Coca-Cola (KO) and Pepsi (PEP) have battled it out since each came up with their own secret formulas in the late 1800s. And after countess taste tests and marketing campaigns designed to get a leg up over the other company, both are going strong more than 200 years later.
So which soft drink stock is the winner right now when it comes to your money? Let’s find out by comparing Coke and Pepsi head to head.
My fundamental analysis of both companies in Portfolio Grader shows that KO and PEP each earn an overall grade of B right now. Both have strong earnings growth, fundamental strength and buying pressure.
In fact, the two companies are so evenly matched that you could have bought either company during just about any time period and would have fared about the same. For example, both stocks are up about 35% during the last year so there has been no real need to worry which one is the better bet.
So my answer to the big question of which one is the better buy right now is NEITHER.
While KO and PEP are up about 35% in the last year, the beverage company I would buy today is up 145%! Going forward the one beverage company that you should own is Dr. Pepper Snapple Group (DPS)
Dr. Pepper Snapple Group is the bottler and distributor of Dr. Pepper soda and Snapple drinks for North America. Serving Canada, Mexico and the U.S., the company (formerly Cadbury Schweppes Americas Beverages) offers a large portfolio of non-alcoholic beverages including flavored, carbonated soft drinks and non-carbonated soft drinks, along with ready-to-drink teas, juices, juice drinks and mixers. Among its brands are A&W Root Beer, Country Time, Hawaiian Punch, Mott’s, and Schweppes, as well as old favorites such as Verno’s and Squirt.

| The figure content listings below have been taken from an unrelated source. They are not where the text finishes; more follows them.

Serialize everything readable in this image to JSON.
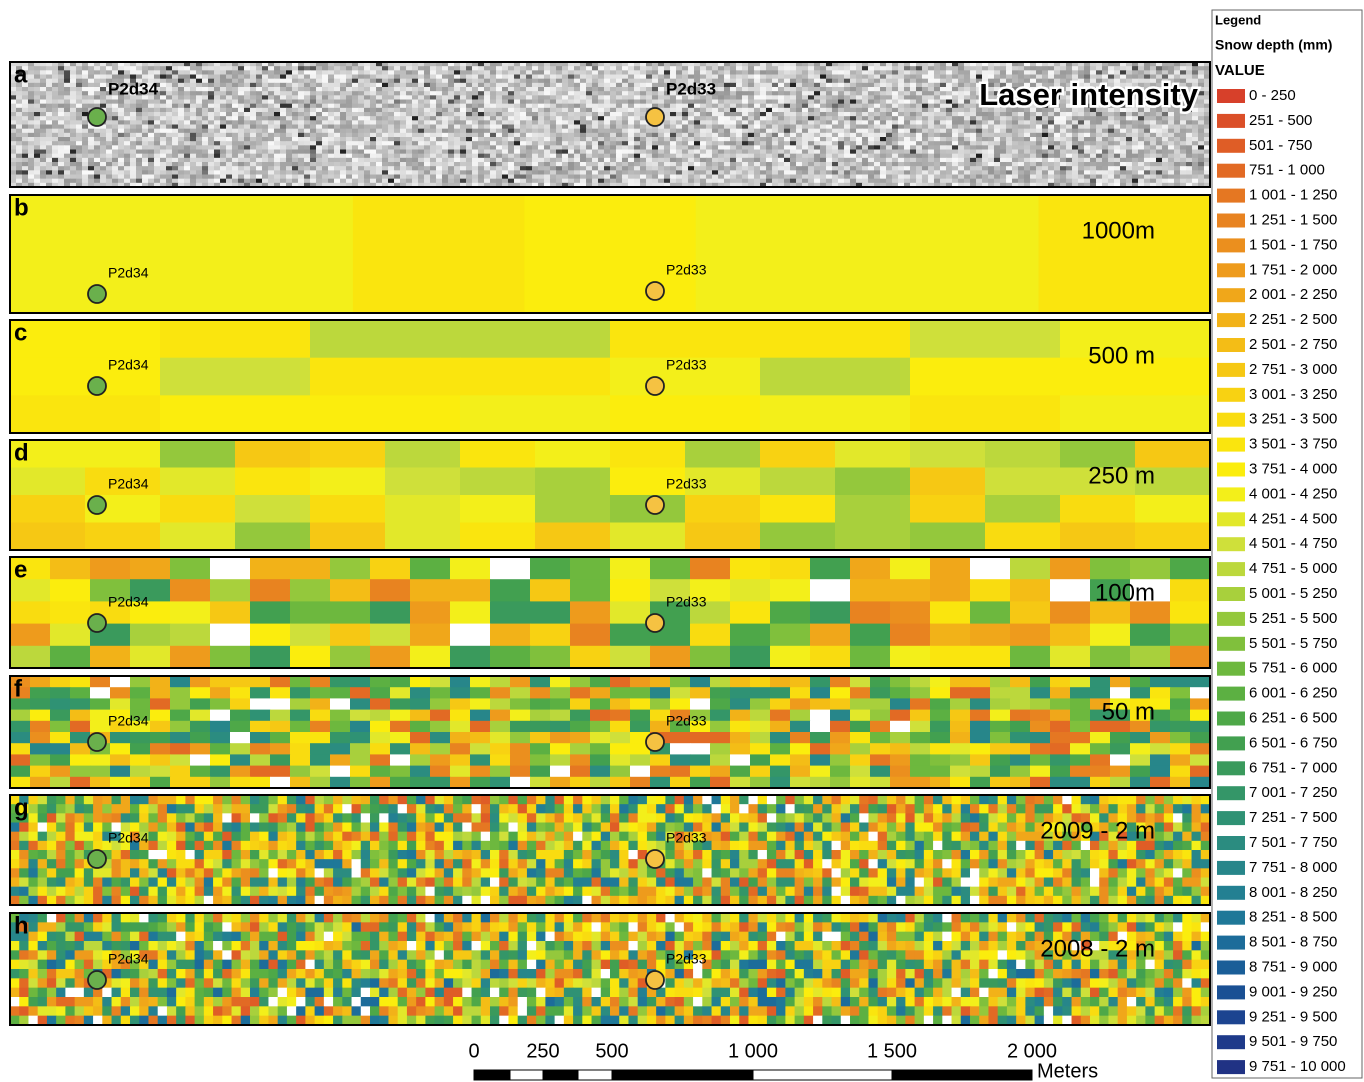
{
  "panels": [
    {
      "letter": "a",
      "label": "Laser intensity",
      "points": [
        {
          "name": "P2d34",
          "color": "#6ab04c"
        },
        {
          "name": "P2d33",
          "color": "#f5c242"
        }
      ]
    },
    {
      "letter": "b",
      "label": "1000m",
      "points": [
        {
          "name": "P2d34",
          "color": "#6ab04c"
        },
        {
          "name": "P2d33",
          "color": "#f5c242"
        }
      ]
    },
    {
      "letter": "c",
      "label": "500 m",
      "points": [
        {
          "name": "P2d34",
          "color": "#6ab04c"
        },
        {
          "name": "P2d33",
          "color": "#f5c242"
        }
      ]
    },
    {
      "letter": "d",
      "label": "250 m",
      "points": [
        {
          "name": "P2d34",
          "color": "#6ab04c"
        },
        {
          "name": "P2d33",
          "color": "#f5c242"
        }
      ]
    },
    {
      "letter": "e",
      "label": "100m",
      "points": [
        {
          "name": "P2d34",
          "color": "#6ab04c"
        },
        {
          "name": "P2d33",
          "color": "#f5c242"
        }
      ]
    },
    {
      "letter": "f",
      "label": "50 m",
      "points": [
        {
          "name": "P2d34",
          "color": "#6ab04c"
        },
        {
          "name": "P2d33",
          "color": "#f5c242"
        }
      ]
    },
    {
      "letter": "g",
      "label": "2009 - 2 m",
      "points": [
        {
          "name": "P2d34",
          "color": "#6ab04c"
        },
        {
          "name": "P2d33",
          "color": "#f5c242"
        }
      ]
    },
    {
      "letter": "h",
      "label": "2008 - 2 m",
      "points": [
        {
          "name": "P2d34",
          "color": "#6ab04c"
        },
        {
          "name": "P2d33",
          "color": "#f5c242"
        }
      ]
    }
  ],
  "legend": {
    "title": "Legend",
    "subtitle": "Snow depth (mm)",
    "field": "VALUE",
    "items": [
      {
        "label": "0 - 250",
        "color": "#d7402a"
      },
      {
        "label": "251 - 500",
        "color": "#db4f28"
      },
      {
        "label": "501 - 750",
        "color": "#df5d26"
      },
      {
        "label": "751 - 1 000",
        "color": "#e26a24"
      },
      {
        "label": "1 001 - 1 250",
        "color": "#e57722"
      },
      {
        "label": "1 251 - 1 500",
        "color": "#e88320"
      },
      {
        "label": "1 501 - 1 750",
        "color": "#eb8f1e"
      },
      {
        "label": "1 751 - 2 000",
        "color": "#ee9b1c"
      },
      {
        "label": "2 001 - 2 250",
        "color": "#f0a71a"
      },
      {
        "label": "2 251 - 2 500",
        "color": "#f2b218"
      },
      {
        "label": "2 501 - 2 750",
        "color": "#f4bd16"
      },
      {
        "label": "2 751 - 3 000",
        "color": "#f6c814"
      },
      {
        "label": "3 001 - 3 250",
        "color": "#f8d212"
      },
      {
        "label": "3 251 - 3 500",
        "color": "#f9dc10"
      },
      {
        "label": "3 501 - 3 750",
        "color": "#fae50e"
      },
      {
        "label": "3 751 - 4 000",
        "color": "#fbed0d"
      },
      {
        "label": "4 001 - 4 250",
        "color": "#f3ef1a"
      },
      {
        "label": "4 251 - 4 500",
        "color": "#e2e82a"
      },
      {
        "label": "4 501 - 4 750",
        "color": "#cfe03a"
      },
      {
        "label": "4 751 - 5 000",
        "color": "#bcd83c"
      },
      {
        "label": "5 001 - 5 250",
        "color": "#a8d03c"
      },
      {
        "label": "5 251 - 5 500",
        "color": "#94c83c"
      },
      {
        "label": "5 501 - 5 750",
        "color": "#80c03c"
      },
      {
        "label": "5 751 - 6 000",
        "color": "#6db83e"
      },
      {
        "label": "6 001 - 6 250",
        "color": "#5cb042"
      },
      {
        "label": "6 251 - 6 500",
        "color": "#4ea848"
      },
      {
        "label": "6 501 - 6 750",
        "color": "#42a050"
      },
      {
        "label": "6 751 - 7 000",
        "color": "#3a9a5c"
      },
      {
        "label": "7 001 - 7 250",
        "color": "#349668"
      },
      {
        "label": "7 251 - 7 500",
        "color": "#2f9274"
      },
      {
        "label": "7 501 - 7 750",
        "color": "#2b8c80"
      },
      {
        "label": "7 751 - 8 000",
        "color": "#27868a"
      },
      {
        "label": "8 001 - 8 250",
        "color": "#238092"
      },
      {
        "label": "8 251 - 8 500",
        "color": "#1f7898"
      },
      {
        "label": "8 501 - 8 750",
        "color": "#1c6c9a"
      },
      {
        "label": "8 751 - 9 000",
        "color": "#1a5e98"
      },
      {
        "label": "9 001 - 9 250",
        "color": "#1a5094"
      },
      {
        "label": "9 251 - 9 500",
        "color": "#1c4490"
      },
      {
        "label": "9 501 - 9 750",
        "color": "#1e3a8a"
      },
      {
        "label": "9 751 - 10 000",
        "color": "#203284"
      }
    ]
  },
  "scale_bar": {
    "labels": [
      "0",
      "250",
      "500",
      "1 000",
      "1 500",
      "2 000"
    ],
    "unit": "Meters"
  }
}
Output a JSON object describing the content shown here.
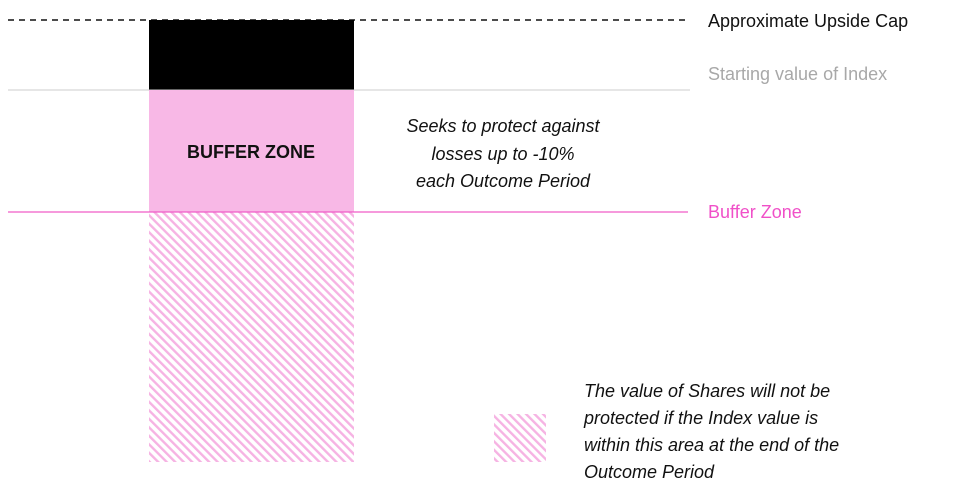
{
  "diagram": {
    "levels": {
      "upside_cap": "Approximate Upside Cap",
      "starting_value": "Starting value of Index",
      "buffer_zone": "Buffer Zone"
    },
    "zone_label": "BUFFER ZONE",
    "zone_note": [
      "Seeks to protect against",
      "losses up to -10%",
      "each Outcome Period"
    ],
    "legend": [
      "The value of Shares will not be",
      "protected if the Index value is",
      "within this area at the end of the",
      "Outcome Period"
    ]
  }
}
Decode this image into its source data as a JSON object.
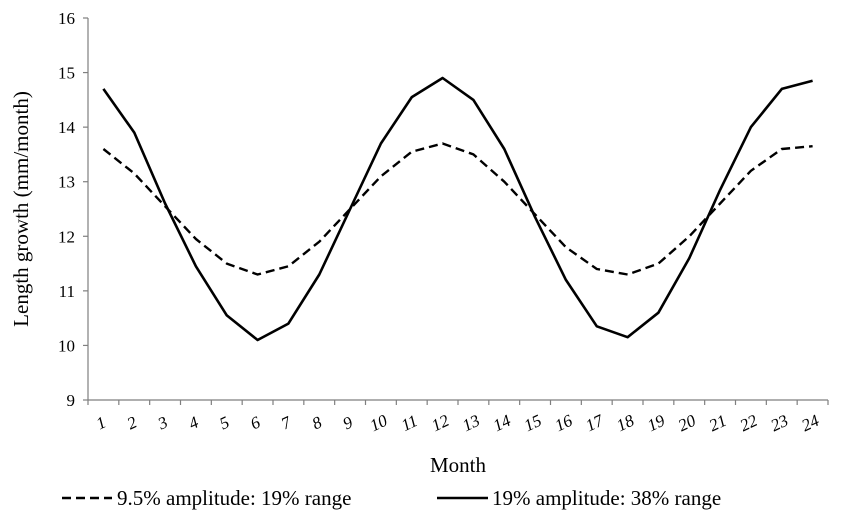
{
  "chart_data": {
    "type": "line",
    "title": "",
    "xlabel": "Month",
    "ylabel": "Length growth (mm/month)",
    "ylim": [
      9,
      16
    ],
    "yticks": [
      "9",
      "10",
      "11",
      "12",
      "13",
      "14",
      "15",
      "16"
    ],
    "categories": [
      "1",
      "2",
      "3",
      "4",
      "5",
      "6",
      "7",
      "8",
      "9",
      "10",
      "11",
      "12",
      "13",
      "14",
      "15",
      "16",
      "17",
      "18",
      "19",
      "20",
      "21",
      "22",
      "23",
      "24"
    ],
    "grid": false,
    "legend_position": "bottom",
    "series": [
      {
        "name": "9.5% amplitude: 19% range",
        "style": "dashed",
        "color": "#000000",
        "values": [
          13.6,
          13.15,
          12.55,
          11.95,
          11.5,
          11.3,
          11.45,
          11.9,
          12.5,
          13.1,
          13.55,
          13.7,
          13.5,
          13.0,
          12.4,
          11.8,
          11.4,
          11.3,
          11.5,
          12.0,
          12.6,
          13.2,
          13.6,
          13.65
        ]
      },
      {
        "name": "19% amplitude: 38% range",
        "style": "solid",
        "color": "#000000",
        "values": [
          14.7,
          13.9,
          12.6,
          11.45,
          10.55,
          10.1,
          10.4,
          11.3,
          12.5,
          13.7,
          14.55,
          14.9,
          14.5,
          13.6,
          12.35,
          11.2,
          10.35,
          10.15,
          10.6,
          11.6,
          12.85,
          14.0,
          14.7,
          14.85
        ]
      }
    ]
  }
}
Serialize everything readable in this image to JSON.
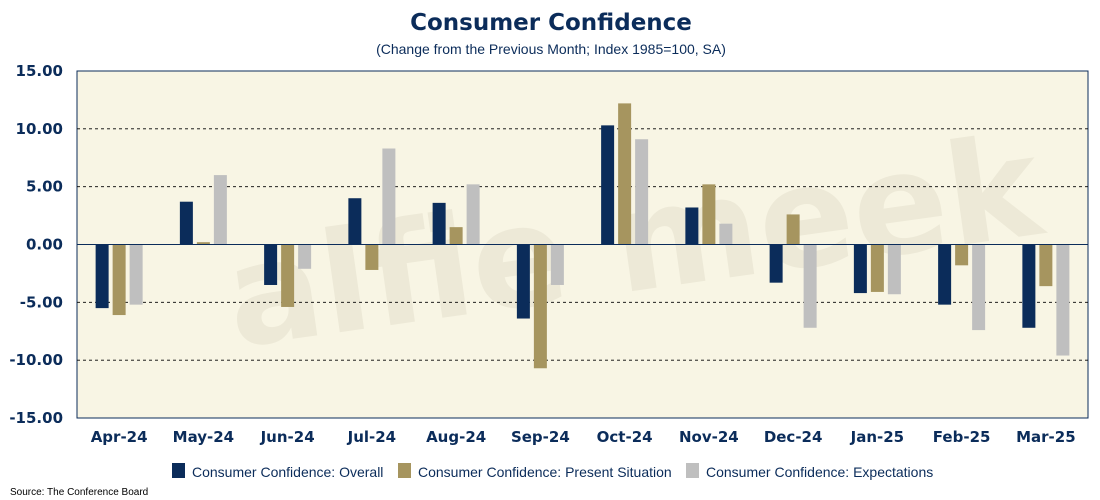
{
  "chart_data": {
    "type": "bar",
    "title": "Consumer Confidence",
    "subtitle": "(Change from the Previous Month; Index 1985=100, SA)",
    "categories": [
      "Apr-24",
      "May-24",
      "Jun-24",
      "Jul-24",
      "Aug-24",
      "Sep-24",
      "Oct-24",
      "Nov-24",
      "Dec-24",
      "Jan-25",
      "Feb-25",
      "Mar-25"
    ],
    "series": [
      {
        "name": "Consumer Confidence: Overall",
        "color": "#0b2c5a",
        "values": [
          -5.5,
          3.7,
          -3.5,
          4.0,
          3.6,
          -6.4,
          10.3,
          3.2,
          -3.3,
          -4.2,
          -5.2,
          -7.2
        ]
      },
      {
        "name": "Consumer Confidence: Present Situation",
        "color": "#a6955f",
        "values": [
          -6.1,
          0.2,
          -5.4,
          -2.2,
          1.5,
          -10.7,
          12.2,
          5.2,
          2.6,
          -4.1,
          -1.8,
          -3.6
        ]
      },
      {
        "name": "Consumer Confidence: Expectations",
        "color": "#bfbfbf",
        "values": [
          -5.2,
          6.0,
          -2.1,
          8.3,
          5.2,
          -3.5,
          9.1,
          1.8,
          -7.2,
          -4.3,
          -7.4,
          -9.6
        ]
      }
    ],
    "yticks": [
      "15.00",
      "10.00",
      "5.00",
      "0.00",
      "-5.00",
      "-10.00",
      "-15.00"
    ],
    "ylim": [
      -15,
      15
    ],
    "grid": true,
    "legend_position": "bottom",
    "plot_background": "#f8f5e4"
  },
  "watermark_text": "alfie meek",
  "source": "Source: The Conference Board"
}
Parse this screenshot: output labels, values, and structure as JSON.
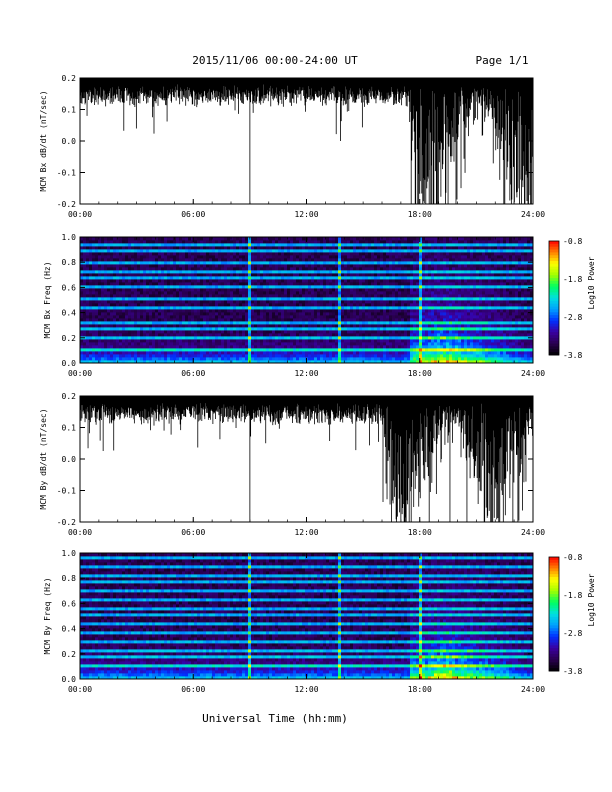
{
  "header": {
    "title": "2015/11/06  00:00-24:00 UT",
    "page": "Page 1/1"
  },
  "colors": {
    "trace": "#000000",
    "background": "#ffffff",
    "colormap": [
      "#000000",
      "#2a0050",
      "#3a00a0",
      "#0030ff",
      "#00a0ff",
      "#00e0e0",
      "#00ff60",
      "#a0ff00",
      "#ffff00",
      "#ff8000",
      "#ff0000"
    ]
  },
  "chart_data": [
    {
      "type": "line",
      "ylabel": "MCM Bx dB/dt (nT/sec)",
      "x_ticks": [
        "00:00",
        "06:00",
        "12:00",
        "18:00",
        "24:00"
      ],
      "y_ticks": [
        "0.2",
        "0.1",
        "0.0",
        "-0.1",
        "-0.2"
      ],
      "x_range": [
        0,
        24
      ],
      "ylim": [
        -0.2,
        0.2
      ],
      "events": [
        {
          "t": 9.0,
          "y": -0.2
        },
        {
          "t": 13.8,
          "y": 0.0
        },
        {
          "t": 18.5,
          "y": -0.2
        },
        {
          "t": 19.5,
          "y": -0.2
        },
        {
          "t": 23.0,
          "y": -0.2
        }
      ],
      "note_activity": "quiet near +0.18 with downward excursions; strong disturbance 17:30-24:00"
    },
    {
      "type": "heatmap",
      "ylabel": "MCM Bx Freq (Hz)",
      "x_ticks": [
        "00:00",
        "06:00",
        "12:00",
        "18:00",
        "24:00"
      ],
      "y_ticks": [
        "1.0",
        "0.8",
        "0.6",
        "0.4",
        "0.2",
        "0.0"
      ],
      "x_range": [
        0,
        24
      ],
      "ylim": [
        0,
        1.0
      ],
      "colorbar_label": "Log10 Power",
      "colorbar_ticks": [
        "-0.8",
        "-1.8",
        "-2.8",
        "-3.8"
      ],
      "clim": [
        -3.8,
        -0.8
      ],
      "harmonic_lines_hz": [
        0.1,
        0.2,
        0.27,
        0.33,
        0.43,
        0.5,
        0.6,
        0.67,
        0.73,
        0.8,
        0.9,
        0.95
      ],
      "broadband_spikes_hr": [
        9.0,
        13.8,
        18.0
      ]
    },
    {
      "type": "line",
      "ylabel": "MCM By dB/dt (nT/sec)",
      "x_ticks": [
        "00:00",
        "06:00",
        "12:00",
        "18:00",
        "24:00"
      ],
      "y_ticks": [
        "0.2",
        "0.1",
        "0.0",
        "-0.1",
        "-0.2"
      ],
      "x_range": [
        0,
        24
      ],
      "ylim": [
        -0.2,
        0.2
      ],
      "events": [
        {
          "t": 9.0,
          "y": -0.2
        },
        {
          "t": 17.0,
          "y": -0.2
        },
        {
          "t": 18.5,
          "y": -0.2
        },
        {
          "t": 19.6,
          "y": -0.2
        },
        {
          "t": 20.5,
          "y": -0.2
        }
      ],
      "note_activity": "quiet near +0.18 with downward excursions; strong disturbance 16:00-24:00"
    },
    {
      "type": "heatmap",
      "ylabel": "MCM By Freq (Hz)",
      "x_ticks": [
        "00:00",
        "06:00",
        "12:00",
        "18:00",
        "24:00"
      ],
      "y_ticks": [
        "1.0",
        "0.8",
        "0.6",
        "0.4",
        "0.2",
        "0.0"
      ],
      "x_range": [
        0,
        24
      ],
      "ylim": [
        0,
        1.0
      ],
      "colorbar_label": "Log10 Power",
      "colorbar_ticks": [
        "-0.8",
        "-1.8",
        "-2.8",
        "-3.8"
      ],
      "clim": [
        -3.8,
        -0.8
      ],
      "harmonic_lines_hz": [
        0.1,
        0.17,
        0.23,
        0.3,
        0.37,
        0.43,
        0.5,
        0.57,
        0.63,
        0.7,
        0.77,
        0.83,
        0.9,
        0.97
      ],
      "broadband_spikes_hr": [
        9.0,
        13.8,
        18.0
      ]
    }
  ],
  "footer": {
    "xlabel": "Universal Time (hh:mm)"
  }
}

Dr. Pepper Snapple is the third-largest soda company in North America, after Coke and Pepsi, but this stock’s performance blows away its rivals. In the fourth quarter, the company’s earnings rose to $114 million, or 44 cents per share, compared with a loss of $621 million, or $2.44 per share, in same quarter a year ago, which included $1 billion in non-cash impairment charge. The analyst community was expecting earnings of 43 cents per share on sales of $1.36 billion, so the company’s earnings were 2.3% better than expected and its sales were in-line with analysts’ consensus estimate.
Looking forward, Dr. Pepper Snapple said it expects full year earnings of $2.27 per share to $2.35 per share, compared to analysts’ consensus estimates of $2.22 per share. The company also said its board of directors authorized the repurchase of an additional $800 million worth of the company’s stock.
The bottom line is that Coke and Pepsi will continue to battle it out and grab the headlines, but if you’re interested in owning the best beverage company out there, look no further than DPS.
As of this writing, Louis Navellier ownes shares of DPS in personal or client portfolios.